The Gist:
- In any conversation with a prospective client, you may encounter an objection.
- While it’s important to know how to overcome objections and resolve your client’s concerns, it also important to forestall objections in the first place.
- One way to eliminate objections is to deal with the concern early in the conversation.
At any stage of the sales conversation, there is a possibility that your prospective client will offer you an “objection,” mostly around some commitment that you ask them to make. That commitment may be necessary to the conversation, their future decision, and the better outcomes they need—the same ones that caused them to engage with you in the first place. While it’s important to know how to handle those objections, another strategy is to forestall them, preventing them from occurring at all.
I’ve spent a lot of time and spilled a lot of (virtual) ink dealing with the objections your clients throw at you, both when you are prospecting and at the end of the sales conversation when you ask them to make a commitment. But if you really want to improve your ability to win big deals, learn to sell in a way that makes objections (and the concerns behind them) less likely to occur at all. The ability to control the process by negotiating the necessary commitments can help you forestall objections and concerns that might otherwise show up later.
A Theory of Objections
It is important to distinguish an objection from a concern, and to treat them differently. When a client “objects,” usually they are hiding a real concern, one they don’t want to share with you. The easiest way to understand this idea is by looking at a couple incredibly common objections and the well-recognized concerns they are hiding.
A client who answers your prospecting phone call, listens to your pitch for a meeting, and responds by saying something like “can you send me some information in an email” is offering you an objection. They have no real interest in anything you might send in response to their objection. Instead, they are being polite by not sharing their real concern: that a meeting would be a waste of their time.
On the other hand, when a client says “I am not sure that this is going to work for us the way we need it to,” you can be certain that this is a real concern, one that will torpedo your deal if you fail to resolve it. This same idea expressed as an objection might sound like “we need to think about this,” words that should cause you to recognize that your contact has some unspoken concern.
Spoiler Alert
One of the ways you forestall objections to a commitment for future meetings is to explain which conversations your client is going to need to have, why they are necessary to making a good decision, and how they will help them end up with the right solution, the right partner, and the consensus of the team of people who the change will affect.
By previewing the different conversations and clearly explaining why they are necessary—and how the client benefits from having them—you are positioning yourself as their Sherpa, a person focused on helping them with their buyer’s journey by guiding them over ground that you have covered far more often.
Even though you will still need to acquire a next meeting at the end of every call, by showing the decision-makers and decision-shapers the conversations they need to have with you—and with each other—you make it easier to gain those commitments because you already have a broad commitment to the process.
An ounce of prevention is worth a pound of cure. Start the conversation with a question like, “Can I share with you a plan to help ensure that you end up with the best solution, the best results, and your team’s commitment?”

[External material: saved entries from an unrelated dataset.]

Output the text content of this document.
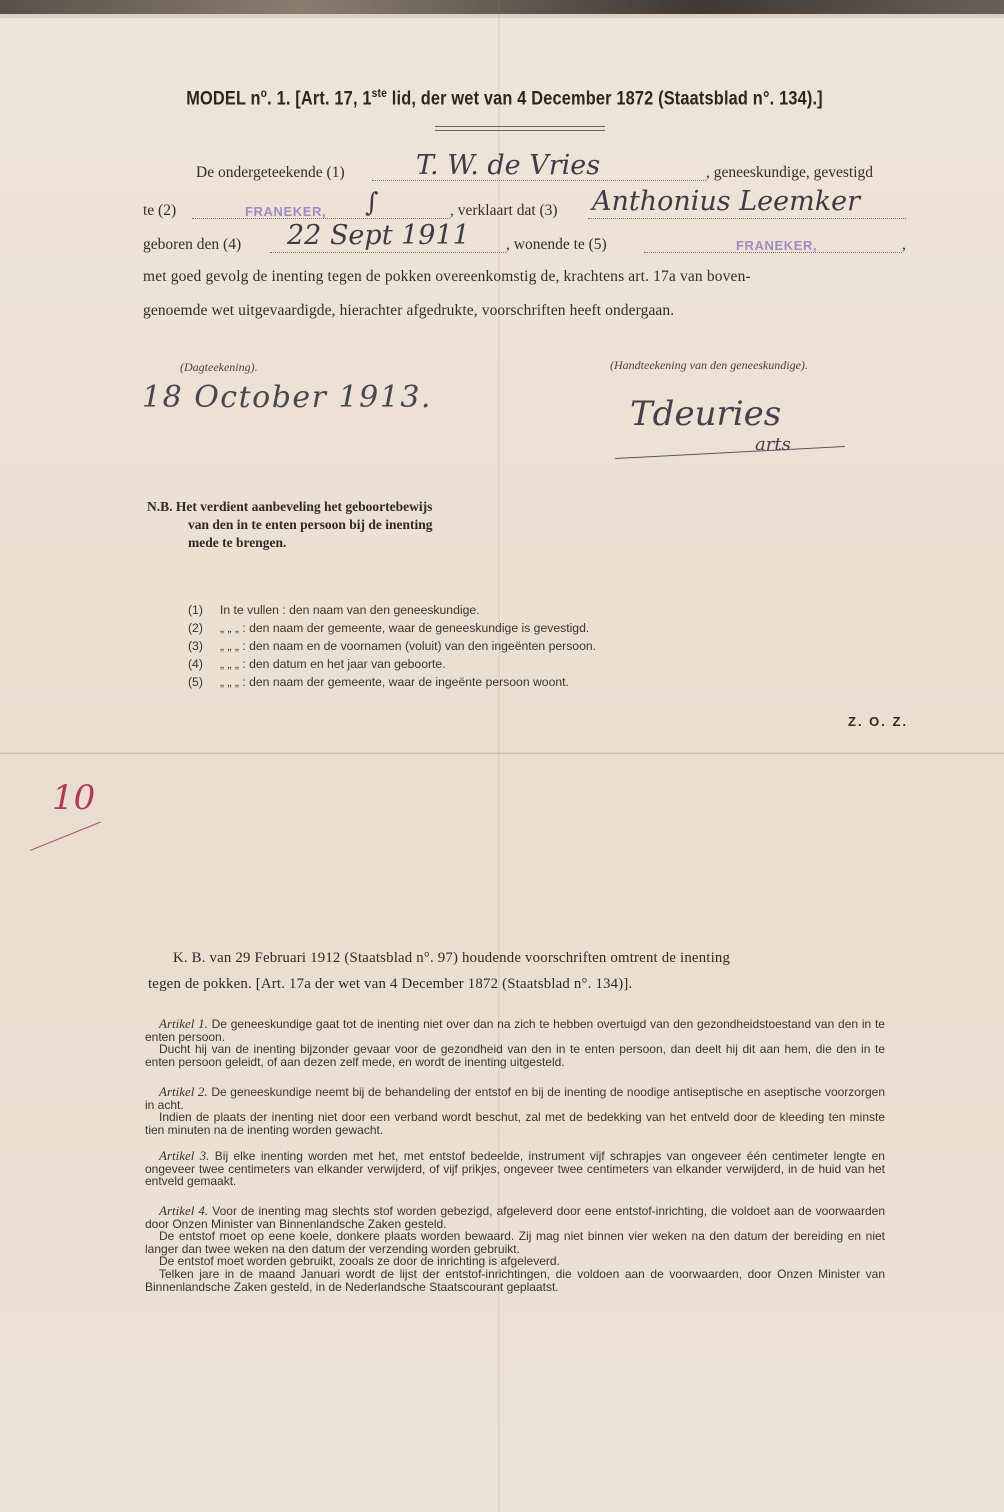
MODEL $n^o$. 1. [Art. 17, 1ste lid, der wet van 4 December 1872 (Staatsblad n°. 134).]
De ondergeteekende (1)	T. W. de Vries	, geneeskundige, gevestigd
te (2)	FRANEKER, ∫	, verklaart dat (3) Anthonius Leemker
geboren den (4) 22 Sept 1911 , wonende te (5)	FRANEKER,	,
met goed gevolg de inenting tegen de pokken overeenkomstig de, krachtens art. 17a van boven-
genoemde wet uitgevaardigde, hierachter afgedrukte, voorschriften heeft ondergaan.
(Dagteekening).	(Handteekening van den geneeskundige).
18 October 1913.	Tdeuries
arts
N.B. Het verdient aanbeveling het geboortebewijs
van den in te enten persoon bij de inenting
mede te brengen.
(1) In te vullen : den naam van den geneeskundige.
(2) „ „ „ : den naam der gemeente, waar de geneeskundige is gevestigd.
(3) „ „ „ : den naam en de voornamen (voluit) van den ingeënten persoon.
(4) „ „ „ : den datum en het jaar van geboorte.
(5) „ „ „ : den naam der gemeente, waar de ingeënte persoon woont.
Z. O. Z.
10
K. B. van 29 Februari 1912 (Staatsblad n°. 97) houdende voorschriften omtrent de inenting
tegen de pokken. [Art. 17a der wet van 4 December 1872 (Staatsblad n°. 134)].

Artikel 1. De geneeskundige gaat tot de inenting niet over dan na zich te hebben overtuigd van den gezondheidstoestand van den in te enten persoon.

Ducht hij van de inenting bijzonder gevaar voor de gezondheid van den in te enten persoon, dan deelt hij dit aan hem, die den in te enten persoon geleidt, of aan dezen zelf mede, en wordt de inenting uitgesteld.

Artikel 2. De geneeskundige neemt bij de behandeling der entstof en bij de inenting de noodige antiseptische en aseptische voorzorgen in acht.

Indien de plaats der inenting niet door een verband wordt beschut, zal met de bedekking van het entveld door de kleeding ten minste tien minuten na de inenting worden gewacht.

Artikel 3. Bij elke inenting worden met het, met entstof bedeelde, instrument vijf schrapjes van ongeveer één centimeter lengte en ongeveer twee centimeters van elkander verwijderd, of vijf prikjes, ongeveer twee centimeters van elkander verwijderd, in de huid van het entveld gemaakt.

Artikel 4. Voor de inenting mag slechts stof worden gebezigd, afgeleverd door eene entstof-inrichting, die voldoet aan de voorwaarden door Onzen Minister van Binnenlandsche Zaken gesteld.

De entstof moet op eene koele, donkere plaats worden bewaard. Zij mag niet binnen vier weken na den datum der bereiding en niet langer dan twee weken na den datum der verzending worden gebruikt.

De entstof moet worden gebruikt, zooals ze door de inrichting is afgeleverd.

Telken jare in de maand Januari wordt de lijst der entstof-inrichtingen, die voldoen aan de voorwaarden, door Onzen Minister van Binnenlandsche Zaken gesteld, in de Nederlandsche Staatscourant geplaatst.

Individual Objections and Concerns
Mapping out the conversation is helpful, but it doesn’t make you immune from objections and concerns at other stages of the conversation. You may have noticed that once in a blue moon, your clients fail to keep some of the commitments they make. You’ll always have to wrangle your contacts and work hard to help them do what is right: even when it is uncomfortable, and even when they would rather not have certain conversations at all.
One frequent concern about consensus, for example, takes the form of a contact insisting, “I will be the one making this decision, and everything is going to go through me.” If you have already done discovery and developed a solution, you have missed your opportunity to forestall this objection.
Any problem you have that happens more than once is one you should work to avoid by being proactive. So next time, in your first meeting with your contact, you can forestall that objection by saying something like “How important is that your team is committed to the change you are trying to make?” Or, perhaps, “One of the things you should expect from a partner is their willingness to understand what your team is going to need from a solution.”
The underlying concern here comes down to control, and it is rarely a good sign. To help make this easier and potentially forestall a future objection, say, “Would you be able to join us in meetings with the other people who are going to be part of this decision, and would you be willing to be our main contact?”
No matter how slick your CRM is, you have to understand human psychology to predict and forestall objections. Take the time to study why your clients object to commitments and how you can help them resolve their concerns—even when they try to hide them. You can solve these challenges with your head, your heart, and your gut.
Do Good Work:
- Make a list of the objections you encounter most often.
- Understand the concern behind each objection to better address your client’s concerns.
- Recognize the areas where an early conversation can eliminate objections that would otherwise crop up later.